Describing the worship of the living emperor across social classes as the norm throughout Italy, G. finally turns to examine its abnormal absence in the state cult (Chapter 12). G. reiterates his argument that the association between divinization and death effectively deterred emperors from permitting lifetime deification, a barrier that fell once the ruler actually had died. In an interesting analysis of the Res Gestae, G. argues that Augustus actively sought official post-mortem deification and devised its most memorable image, that of an eagle soaring free above the funeral pyre. Post-mortem deification became standard for most emperors, with its opposite being damnatio memoriae. Yet it created oddly ineffective gods, last to receive sacrifice from the Arval Brothers and supremely unpopular in private religion. Rather, deification constituted a means of communication between the Senate and the newly acceded Emperor. An analysis of the Apocolocyntosis highlights the difference between absolute and relative godhead — Seneca’s Senate can legitimately elevate Claudius to heaven, but his absolute gods will not permit him to join their ranks. The cults of the Divi were officially suppressed between 236-8 during the reign of Maximinus, although the devalued honorific title continued to be used into the fourth century. G. postulates that the suppression may have clearly signaled one of the first cracks in the crumbling traditional religious system.
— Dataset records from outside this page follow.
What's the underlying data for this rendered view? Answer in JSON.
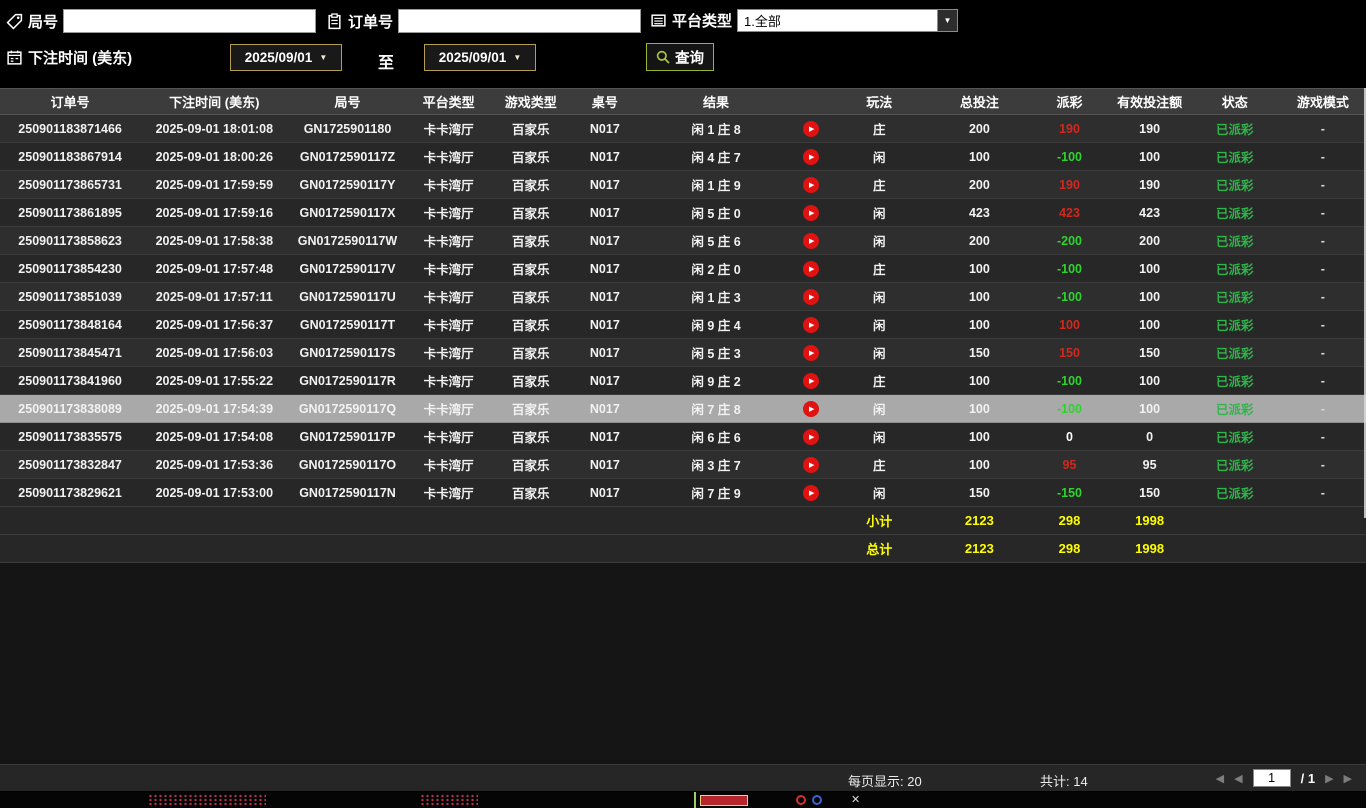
{
  "filters": {
    "round": {
      "label": "局号",
      "value": ""
    },
    "order": {
      "label": "订单号",
      "value": ""
    },
    "platform": {
      "label": "平台类型",
      "value": "1.全部"
    },
    "bet_time": {
      "label": "下注时间 (美东)",
      "from": "2025/09/01",
      "to_label": "至",
      "to": "2025/09/01"
    },
    "search_label": "查询"
  },
  "icons": {
    "play": "▶",
    "dropdown_arrow": "▼",
    "first_page": "◀",
    "prev_page": "◀",
    "next_page": "▶",
    "last_page": "▶",
    "close": "✕"
  },
  "colors": {
    "win": "#d2281e",
    "loss": "#2ed32e",
    "paid": "#31b44a",
    "summary": "#ffff00",
    "selected_row": "#a9a9a9"
  },
  "table": {
    "headers": [
      "订单号",
      "下注时间 (美东)",
      "局号",
      "平台类型",
      "游戏类型",
      "桌号",
      "结果",
      "玩法",
      "总投注",
      "派彩",
      "有效投注额",
      "状态",
      "游戏模式"
    ],
    "rows": [
      {
        "order_no": "250901183871466",
        "bet_time": "2025-09-01 18:01:08",
        "round_no": "GN1725901180",
        "platform": "卡卡湾厅",
        "game_type": "百家乐",
        "table_no": "N017",
        "result": "闲 1 庄 8",
        "play": "庄",
        "total_bet": "200",
        "payout": "190",
        "payout_class": "pos",
        "valid_bet": "190",
        "status": "已派彩",
        "game_mode": "-",
        "selected": false
      },
      {
        "order_no": "250901183867914",
        "bet_time": "2025-09-01 18:00:26",
        "round_no": "GN0172590117Z",
        "platform": "卡卡湾厅",
        "game_type": "百家乐",
        "table_no": "N017",
        "result": "闲 4 庄 7",
        "play": "闲",
        "total_bet": "100",
        "payout": "-100",
        "payout_class": "neg",
        "valid_bet": "100",
        "status": "已派彩",
        "game_mode": "-",
        "selected": false
      },
      {
        "order_no": "250901173865731",
        "bet_time": "2025-09-01 17:59:59",
        "round_no": "GN0172590117Y",
        "platform": "卡卡湾厅",
        "game_type": "百家乐",
        "table_no": "N017",
        "result": "闲 1 庄 9",
        "play": "庄",
        "total_bet": "200",
        "payout": "190",
        "payout_class": "pos",
        "valid_bet": "190",
        "status": "已派彩",
        "game_mode": "-",
        "selected": false
      },
      {
        "order_no": "250901173861895",
        "bet_time": "2025-09-01 17:59:16",
        "round_no": "GN0172590117X",
        "platform": "卡卡湾厅",
        "game_type": "百家乐",
        "table_no": "N017",
        "result": "闲 5 庄 0",
        "play": "闲",
        "total_bet": "423",
        "payout": "423",
        "payout_class": "pos",
        "valid_bet": "423",
        "status": "已派彩",
        "game_mode": "-",
        "selected": false
      },
      {
        "order_no": "250901173858623",
        "bet_time": "2025-09-01 17:58:38",
        "round_no": "GN0172590117W",
        "platform": "卡卡湾厅",
        "game_type": "百家乐",
        "table_no": "N017",
        "result": "闲 5 庄 6",
        "play": "闲",
        "total_bet": "200",
        "payout": "-200",
        "payout_class": "neg",
        "valid_bet": "200",
        "status": "已派彩",
        "game_mode": "-",
        "selected": false
      },
      {
        "order_no": "250901173854230",
        "bet_time": "2025-09-01 17:57:48",
        "round_no": "GN0172590117V",
        "platform": "卡卡湾厅",
        "game_type": "百家乐",
        "table_no": "N017",
        "result": "闲 2 庄 0",
        "play": "庄",
        "total_bet": "100",
        "payout": "-100",
        "payout_class": "neg",
        "valid_bet": "100",
        "status": "已派彩",
        "game_mode": "-",
        "selected": false
      },
      {
        "order_no": "250901173851039",
        "bet_time": "2025-09-01 17:57:11",
        "round_no": "GN0172590117U",
        "platform": "卡卡湾厅",
        "game_type": "百家乐",
        "table_no": "N017",
        "result": "闲 1 庄 3",
        "play": "闲",
        "total_bet": "100",
        "payout": "-100",
        "payout_class": "neg",
        "valid_bet": "100",
        "status": "已派彩",
        "game_mode": "-",
        "selected": false
      },
      {
        "order_no": "250901173848164",
        "bet_time": "2025-09-01 17:56:37",
        "round_no": "GN0172590117T",
        "platform": "卡卡湾厅",
        "game_type": "百家乐",
        "table_no": "N017",
        "result": "闲 9 庄 4",
        "play": "闲",
        "total_bet": "100",
        "payout": "100",
        "payout_class": "pos",
        "valid_bet": "100",
        "status": "已派彩",
        "game_mode": "-",
        "selected": false
      },
      {
        "order_no": "250901173845471",
        "bet_time": "2025-09-01 17:56:03",
        "round_no": "GN0172590117S",
        "platform": "卡卡湾厅",
        "game_type": "百家乐",
        "table_no": "N017",
        "result": "闲 5 庄 3",
        "play": "闲",
        "total_bet": "150",
        "payout": "150",
        "payout_class": "pos",
        "valid_bet": "150",
        "status": "已派彩",
        "game_mode": "-",
        "selected": false
      },
      {
        "order_no": "250901173841960",
        "bet_time": "2025-09-01 17:55:22",
        "round_no": "GN0172590117R",
        "platform": "卡卡湾厅",
        "game_type": "百家乐",
        "table_no": "N017",
        "result": "闲 9 庄 2",
        "play": "庄",
        "total_bet": "100",
        "payout": "-100",
        "payout_class": "neg",
        "valid_bet": "100",
        "status": "已派彩",
        "game_mode": "-",
        "selected": false
      },
      {
        "order_no": "250901173838089",
        "bet_time": "2025-09-01 17:54:39",
        "round_no": "GN0172590117Q",
        "platform": "卡卡湾厅",
        "game_type": "百家乐",
        "table_no": "N017",
        "result": "闲 7 庄 8",
        "play": "闲",
        "total_bet": "100",
        "payout": "-100",
        "payout_class": "neg",
        "valid_bet": "100",
        "status": "已派彩",
        "game_mode": "-",
        "selected": true
      },
      {
        "order_no": "250901173835575",
        "bet_time": "2025-09-01 17:54:08",
        "round_no": "GN0172590117P",
        "platform": "卡卡湾厅",
        "game_type": "百家乐",
        "table_no": "N017",
        "result": "闲 6 庄 6",
        "play": "闲",
        "total_bet": "100",
        "payout": "0",
        "payout_class": "zero",
        "valid_bet": "0",
        "status": "已派彩",
        "game_mode": "-",
        "selected": false
      },
      {
        "order_no": "250901173832847",
        "bet_time": "2025-09-01 17:53:36",
        "round_no": "GN0172590117O",
        "platform": "卡卡湾厅",
        "game_type": "百家乐",
        "table_no": "N017",
        "result": "闲 3 庄 7",
        "play": "庄",
        "total_bet": "100",
        "payout": "95",
        "payout_class": "pos",
        "valid_bet": "95",
        "status": "已派彩",
        "game_mode": "-",
        "selected": false
      },
      {
        "order_no": "250901173829621",
        "bet_time": "2025-09-01 17:53:00",
        "round_no": "GN0172590117N",
        "platform": "卡卡湾厅",
        "game_type": "百家乐",
        "table_no": "N017",
        "result": "闲 7 庄 9",
        "play": "闲",
        "total_bet": "150",
        "payout": "-150",
        "payout_class": "neg",
        "valid_bet": "150",
        "status": "已派彩",
        "game_mode": "-",
        "selected": false
      }
    ],
    "subtotal": {
      "label": "小计",
      "total_bet": "2123",
      "payout": "298",
      "valid_bet": "1998"
    },
    "total": {
      "label": "总计",
      "total_bet": "2123",
      "payout": "298",
      "valid_bet": "1998"
    }
  },
  "footer": {
    "per_page": "每页显示: 20",
    "total_count": "共计: 14",
    "page_value": "1",
    "page_suffix": "/  1"
  }
}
G.’s work is eminently readable and slyly witty at times. He impressively handles a wide range of evidence, deftly analyzing epigraphic, numismatic and archaeological data alongside literary testimonia. The inclusion of archaeological evidence in particular marks a great step forward — yet at times I wished he had taken some analyses farther (see, especially, the short shrift given to an altar from Abellinum, which G. suggests depicts imperial cult statues, pp. 93-96). His arguments are often supported by illustrations, though they are sometimes too small to read the details that he discusses (for instance, the comparison between the Genii on the “Sorrento base,” fig. 5.3, and on a coin of Nero, fig. 5.4). In assessing prior scholarship, he favors streamlined citations over expository description. This is a welcome choice, although those unfamiliar with the main scholarly protagonists may have difficulties tracing the historiography of a certain idea or controversy, should they so desire. Most impressive (and refreshing) is G.’s ability to identify the biases and suppositions of prior scholarship and to pose alternate questions and practical answers based not on assumptions about beliefs (ancient and modern), but on Roman social and religious practices. While his categories and arguments may not always convince, they will certainly inspire debate, as they reconceive the “imperial cult.”
1. D. Fishwick, “The Imperial Cult in the Latin West: Studies in the Ruler Cult of the Western Provinces of the Roman Empire,” EPRO 108 (1987-1991).